In Chapter 20 of To Kill a Mockingbird, Atticus is giving his closing statement. Atticus has proven that there is no way Tom Robinson is guilty of the crime Mayella has accused him of, yet he also knows that in a town like Maycomb, the chances of Tom being found innocent are very slim. Atticus goes on to say that Mayella is the one who committed a crime. Mayella is a white woman who tried to tempt a black man. In this society, people just didn't do things like this, and Atticus says that Mayella knows this and tried to cover up her guilt.

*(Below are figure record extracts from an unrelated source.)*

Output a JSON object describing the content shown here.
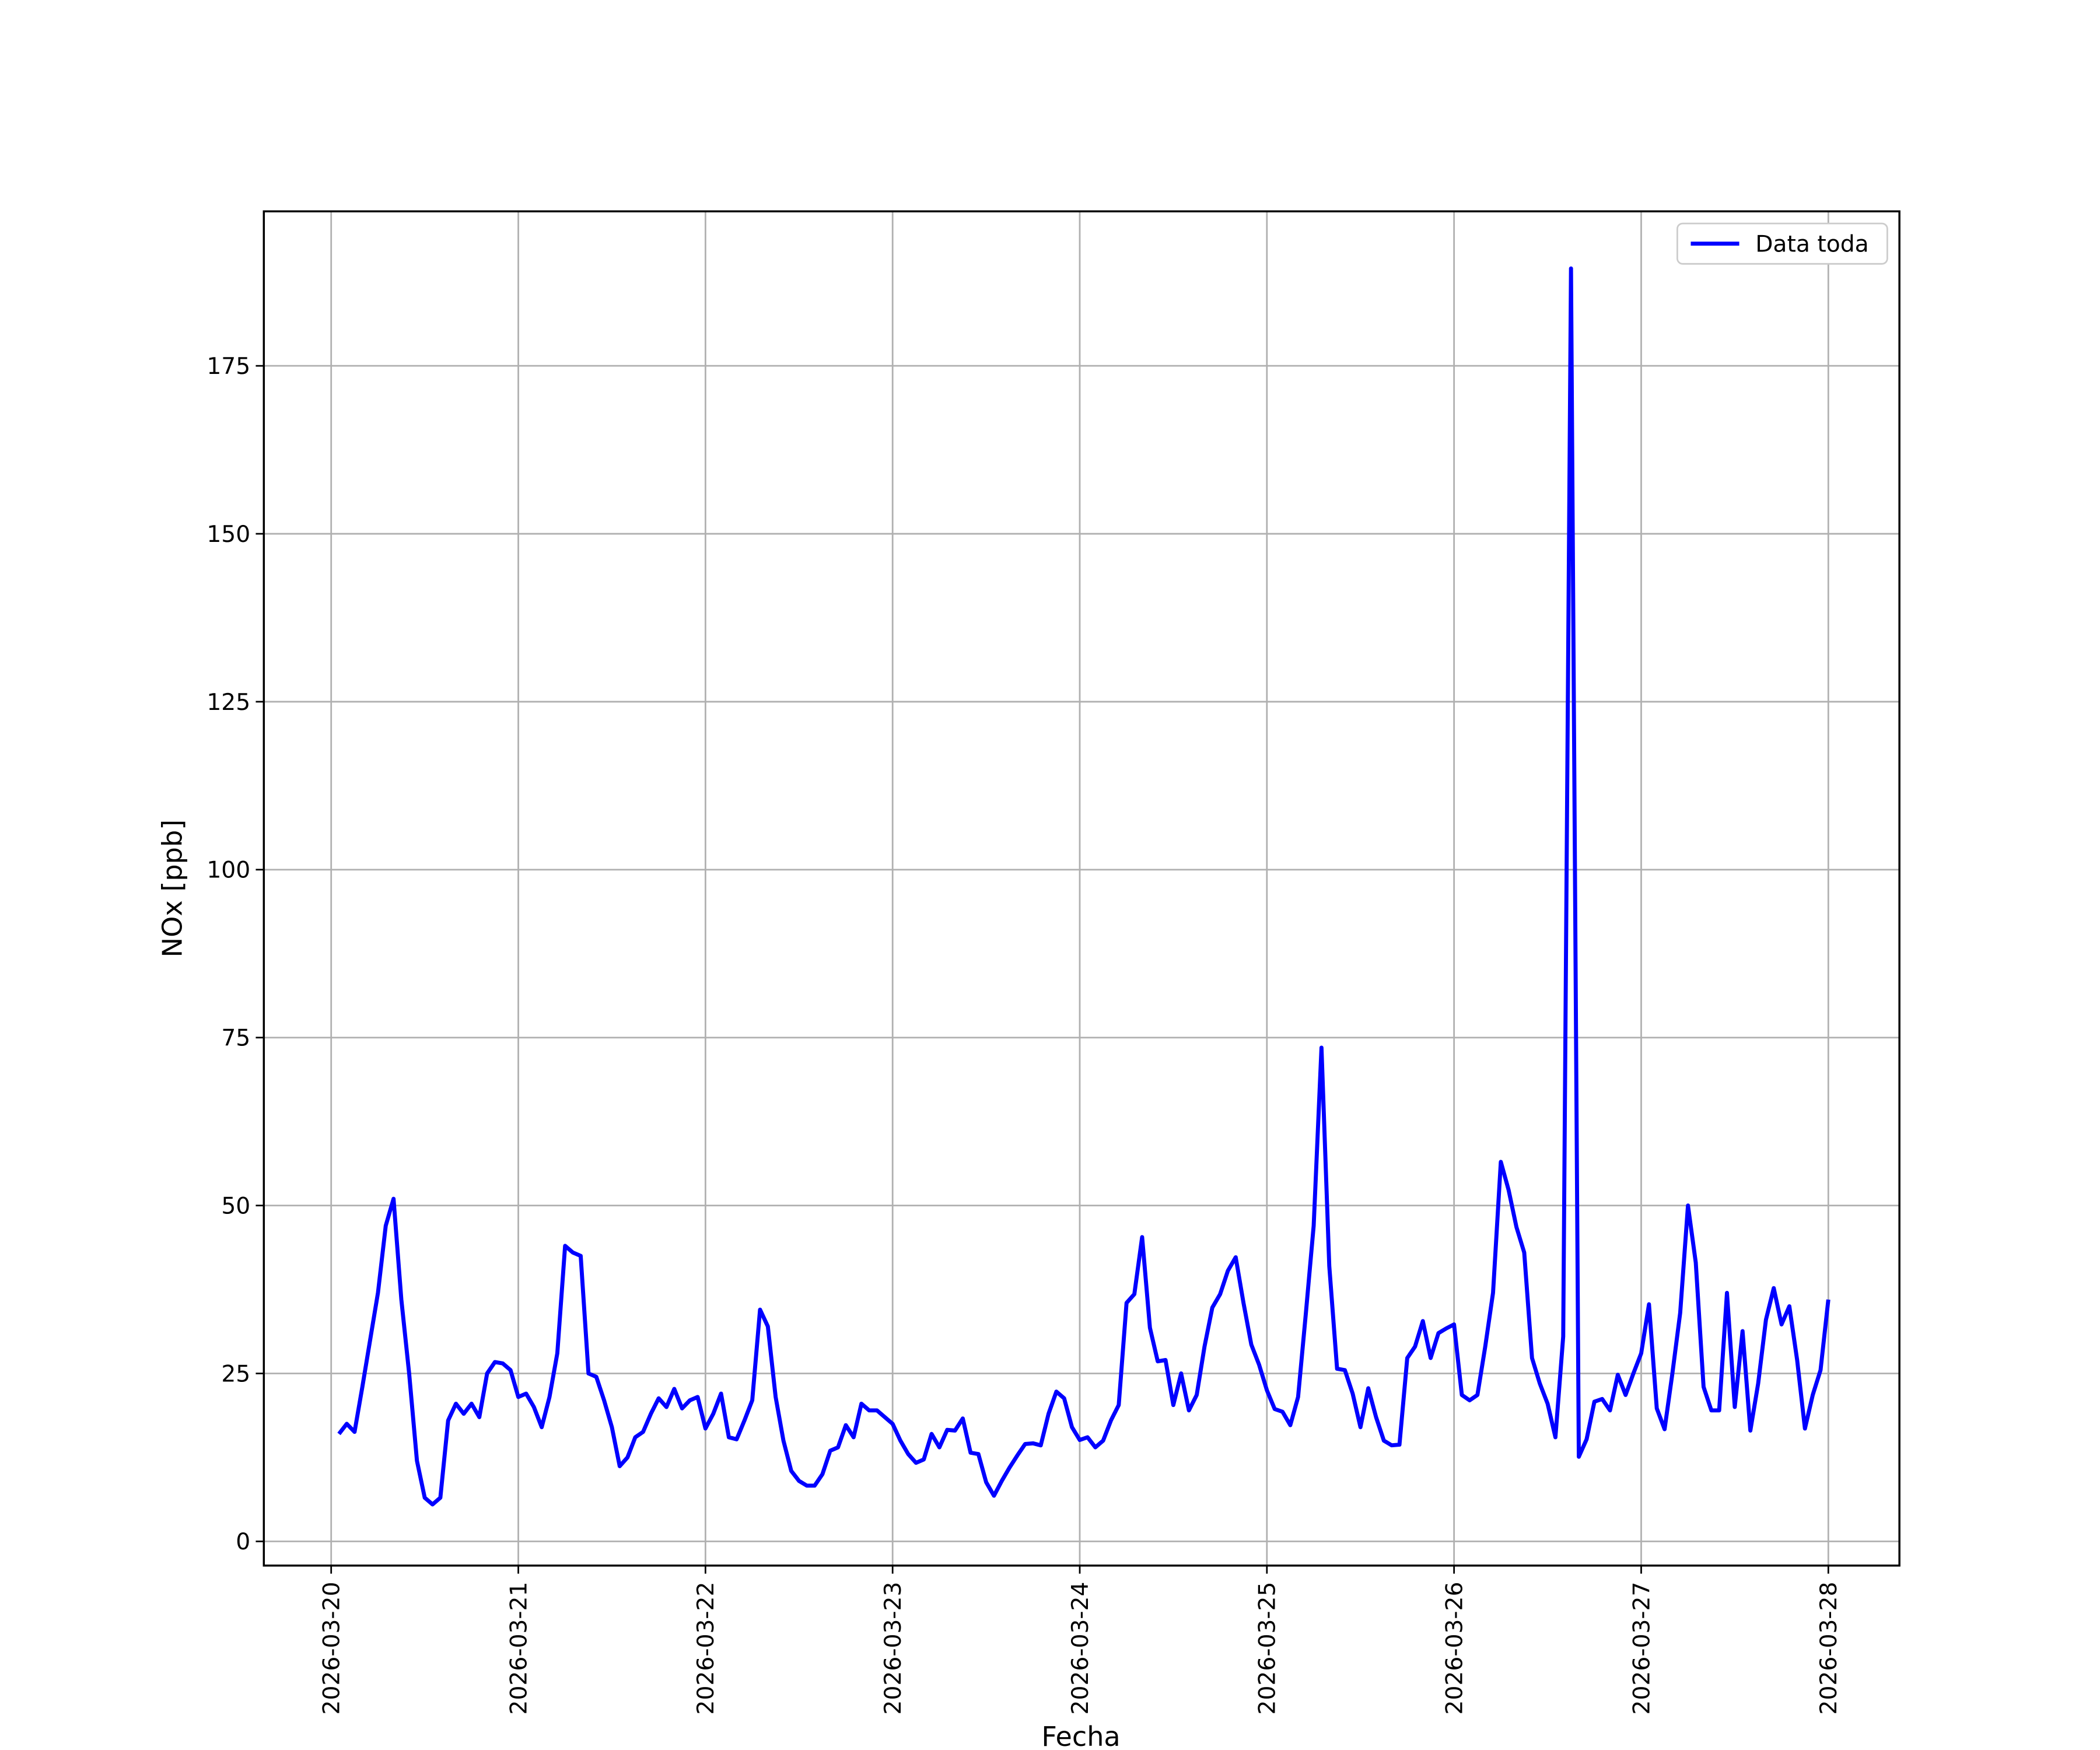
{
  "chart_data": {
    "type": "line",
    "x_label": "Fecha",
    "y_label": "NOx [ppb]",
    "legend": "upper right",
    "grid": true,
    "x": [
      "2026-03-20 01:00",
      "2026-03-20 02:00",
      "2026-03-20 03:00",
      "2026-03-20 04:00",
      "2026-03-20 05:00",
      "2026-03-20 06:00",
      "2026-03-20 07:00",
      "2026-03-20 08:00",
      "2026-03-20 09:00",
      "2026-03-20 10:00",
      "2026-03-20 11:00",
      "2026-03-20 12:00",
      "2026-03-20 13:00",
      "2026-03-20 14:00",
      "2026-03-20 15:00",
      "2026-03-20 16:00",
      "2026-03-20 17:00",
      "2026-03-20 18:00",
      "2026-03-20 19:00",
      "2026-03-20 20:00",
      "2026-03-20 21:00",
      "2026-03-20 22:00",
      "2026-03-20 23:00",
      "2026-03-21 00:00",
      "2026-03-21 01:00",
      "2026-03-21 02:00",
      "2026-03-21 03:00",
      "2026-03-21 04:00",
      "2026-03-21 05:00",
      "2026-03-21 06:00",
      "2026-03-21 07:00",
      "2026-03-21 08:00",
      "2026-03-21 09:00",
      "2026-03-21 10:00",
      "2026-03-21 11:00",
      "2026-03-21 12:00",
      "2026-03-21 13:00",
      "2026-03-21 14:00",
      "2026-03-21 15:00",
      "2026-03-21 16:00",
      "2026-03-21 17:00",
      "2026-03-21 18:00",
      "2026-03-21 19:00",
      "2026-03-21 20:00",
      "2026-03-21 21:00",
      "2026-03-21 22:00",
      "2026-03-21 23:00",
      "2026-03-22 00:00",
      "2026-03-22 01:00",
      "2026-03-22 02:00",
      "2026-03-22 03:00",
      "2026-03-22 04:00",
      "2026-03-22 05:00",
      "2026-03-22 06:00",
      "2026-03-22 07:00",
      "2026-03-22 08:00",
      "2026-03-22 09:00",
      "2026-03-22 10:00",
      "2026-03-22 11:00",
      "2026-03-22 12:00",
      "2026-03-22 13:00",
      "2026-03-22 14:00",
      "2026-03-22 15:00",
      "2026-03-22 16:00",
      "2026-03-22 17:00",
      "2026-03-22 18:00",
      "2026-03-22 19:00",
      "2026-03-22 20:00",
      "2026-03-22 21:00",
      "2026-03-22 22:00",
      "2026-03-22 23:00",
      "2026-03-23 00:00",
      "2026-03-23 01:00",
      "2026-03-23 02:00",
      "2026-03-23 03:00",
      "2026-03-23 04:00",
      "2026-03-23 05:00",
      "2026-03-23 06:00",
      "2026-03-23 07:00",
      "2026-03-23 08:00",
      "2026-03-23 09:00",
      "2026-03-23 10:00",
      "2026-03-23 11:00",
      "2026-03-23 12:00",
      "2026-03-23 13:00",
      "2026-03-23 14:00",
      "2026-03-23 15:00",
      "2026-03-23 16:00",
      "2026-03-23 17:00",
      "2026-03-23 18:00",
      "2026-03-23 19:00",
      "2026-03-23 20:00",
      "2026-03-23 21:00",
      "2026-03-23 22:00",
      "2026-03-23 23:00",
      "2026-03-24 00:00",
      "2026-03-24 01:00",
      "2026-03-24 02:00",
      "2026-03-24 03:00",
      "2026-03-24 04:00",
      "2026-03-24 05:00",
      "2026-03-24 06:00",
      "2026-03-24 07:00",
      "2026-03-24 08:00",
      "2026-03-24 09:00",
      "2026-03-24 10:00",
      "2026-03-24 11:00",
      "2026-03-24 12:00",
      "2026-03-24 13:00",
      "2026-03-24 14:00",
      "2026-03-24 15:00",
      "2026-03-24 16:00",
      "2026-03-24 17:00",
      "2026-03-24 18:00",
      "2026-03-24 19:00",
      "2026-03-24 20:00",
      "2026-03-24 21:00",
      "2026-03-24 22:00",
      "2026-03-24 23:00",
      "2026-03-25 00:00",
      "2026-03-25 01:00",
      "2026-03-25 02:00",
      "2026-03-25 03:00",
      "2026-03-25 04:00",
      "2026-03-25 05:00",
      "2026-03-25 06:00",
      "2026-03-25 07:00",
      "2026-03-25 08:00",
      "2026-03-25 09:00",
      "2026-03-25 10:00",
      "2026-03-25 11:00",
      "2026-03-25 12:00",
      "2026-03-25 13:00",
      "2026-03-25 14:00",
      "2026-03-25 15:00",
      "2026-03-25 16:00",
      "2026-03-25 17:00",
      "2026-03-25 18:00",
      "2026-03-25 19:00",
      "2026-03-25 20:00",
      "2026-03-25 21:00",
      "2026-03-25 22:00",
      "2026-03-25 23:00",
      "2026-03-26 00:00",
      "2026-03-26 01:00",
      "2026-03-26 02:00",
      "2026-03-26 03:00",
      "2026-03-26 04:00",
      "2026-03-26 05:00",
      "2026-03-26 06:00",
      "2026-03-26 07:00",
      "2026-03-26 08:00",
      "2026-03-26 09:00",
      "2026-03-26 10:00",
      "2026-03-26 11:00",
      "2026-03-26 12:00",
      "2026-03-26 13:00",
      "2026-03-26 14:00",
      "2026-03-26 15:00",
      "2026-03-26 16:00",
      "2026-03-26 17:00",
      "2026-03-26 18:00",
      "2026-03-26 19:00",
      "2026-03-26 20:00",
      "2026-03-26 21:00",
      "2026-03-26 22:00",
      "2026-03-26 23:00",
      "2026-03-27 00:00",
      "2026-03-27 01:00",
      "2026-03-27 02:00",
      "2026-03-27 03:00",
      "2026-03-27 04:00",
      "2026-03-27 05:00",
      "2026-03-27 06:00",
      "2026-03-27 07:00",
      "2026-03-27 08:00",
      "2026-03-27 09:00",
      "2026-03-27 10:00",
      "2026-03-27 11:00",
      "2026-03-27 12:00",
      "2026-03-27 13:00",
      "2026-03-27 14:00",
      "2026-03-27 15:00",
      "2026-03-27 16:00",
      "2026-03-27 17:00",
      "2026-03-27 18:00",
      "2026-03-27 19:00",
      "2026-03-27 20:00",
      "2026-03-27 21:00",
      "2026-03-27 22:00",
      "2026-03-27 23:00",
      "2026-03-28 00:00"
    ],
    "series": [
      {
        "name": "Data toda",
        "color": "#0000ff",
        "values": [
          16,
          17.5,
          16.3,
          23,
          30,
          37,
          47,
          51,
          36,
          25,
          12,
          6.5,
          5.5,
          6.5,
          18,
          20.5,
          19,
          20.5,
          18.5,
          25,
          26.7,
          26.5,
          25.5,
          21.5,
          22,
          20,
          17,
          21.5,
          28,
          44,
          43,
          42.5,
          25,
          24.5,
          21,
          17,
          11.2,
          12.5,
          15.5,
          16.3,
          19,
          21.3,
          20,
          22.7,
          19.8,
          21,
          21.5,
          16.8,
          19,
          22,
          15.5,
          15.2,
          18,
          21,
          34.5,
          32,
          21.5,
          15,
          10.5,
          9,
          8.3,
          8.3,
          10,
          13.5,
          14,
          17.3,
          15.5,
          20.5,
          19.5,
          19.5,
          18.5,
          17.5,
          15,
          13,
          11.7,
          12.2,
          16,
          14,
          16.6,
          16.5,
          18.3,
          13.2,
          13,
          8.8,
          6.8,
          9,
          11,
          12.8,
          14.5,
          14.6,
          14.3,
          19,
          22.3,
          21.3,
          17,
          15.1,
          15.5,
          14,
          15,
          18,
          20.3,
          35.5,
          36.8,
          45.3,
          31.8,
          26.8,
          27,
          20.3,
          25,
          19.5,
          21.8,
          29,
          34.8,
          36.8,
          40.3,
          42.3,
          35.5,
          29.3,
          26.3,
          22.5,
          19.7,
          19.3,
          17.3,
          21.5,
          34,
          47,
          73.5,
          41,
          25.7,
          25.5,
          22,
          17,
          22.8,
          18.5,
          15,
          14.3,
          14.4,
          27.3,
          29,
          32.8,
          27.3,
          31,
          31.7,
          32.3,
          21.8,
          21,
          21.8,
          29,
          37,
          56.5,
          52.3,
          46.8,
          43,
          27.3,
          23.5,
          20.5,
          15.5,
          30.5,
          189.5,
          12.6,
          15.2,
          20.8,
          21.2,
          19.5,
          24.8,
          21.8,
          25,
          28,
          35.3,
          19.8,
          16.7,
          25,
          34,
          50,
          41.5,
          23,
          19.5,
          19.5,
          37,
          20,
          31.3,
          16.5,
          23.5,
          33,
          37.7,
          32.3,
          35,
          27,
          16.8,
          21.8,
          25.5,
          36
        ]
      }
    ],
    "xlim": [
      "2026-03-19 15:22",
      "2026-03-28 09:07"
    ],
    "xticks": [
      "2026-03-20",
      "2026-03-21",
      "2026-03-22",
      "2026-03-23",
      "2026-03-24",
      "2026-03-25",
      "2026-03-26",
      "2026-03-27",
      "2026-03-28"
    ],
    "ylim": [
      -3.6,
      198
    ],
    "yticks": [
      0,
      25,
      50,
      75,
      100,
      125,
      150,
      175
    ]
  }
}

"I say guilt, gentlemen, because it was guilt that motivated her. She has committed no crime, she has merely broken a rigid and time-honored code of our society, a code so severe that whoever breaks it is hounded from our midst as unfit to live with. She is the victim of cruel poverty and ignorance, but I can not pity her: she is white. She knew full well the enormity of her offense, but because her desires were stronger than the code she was breaking, she persisted in breaking it. She persisted, and her subsequent reaction is something that all of us have known at one time or another. She did something every child has done- she tried to put the evidence of her offense away from her. But in this case she was no child hiding stolen contraband: she struck out at her victim- of necessity she must put him away from her-he must be removed from her presence, from this world. She must destroy the evidence of her offense."
Atticus is trying to show the jury that Mayella was the one who started all of this, and when she got caught, she tried to make Tom look guilty, and because she was white and Tom was black, it worked. Tom will be convicted for what Mayella started.
"She was white, and she tempted a Negro. She did something that in our society is unspeakable: she kissed a black man. Not an uncle, but a strong young Negro man. No code mattered to her before she broke it, but it came crashing down on her afterwards."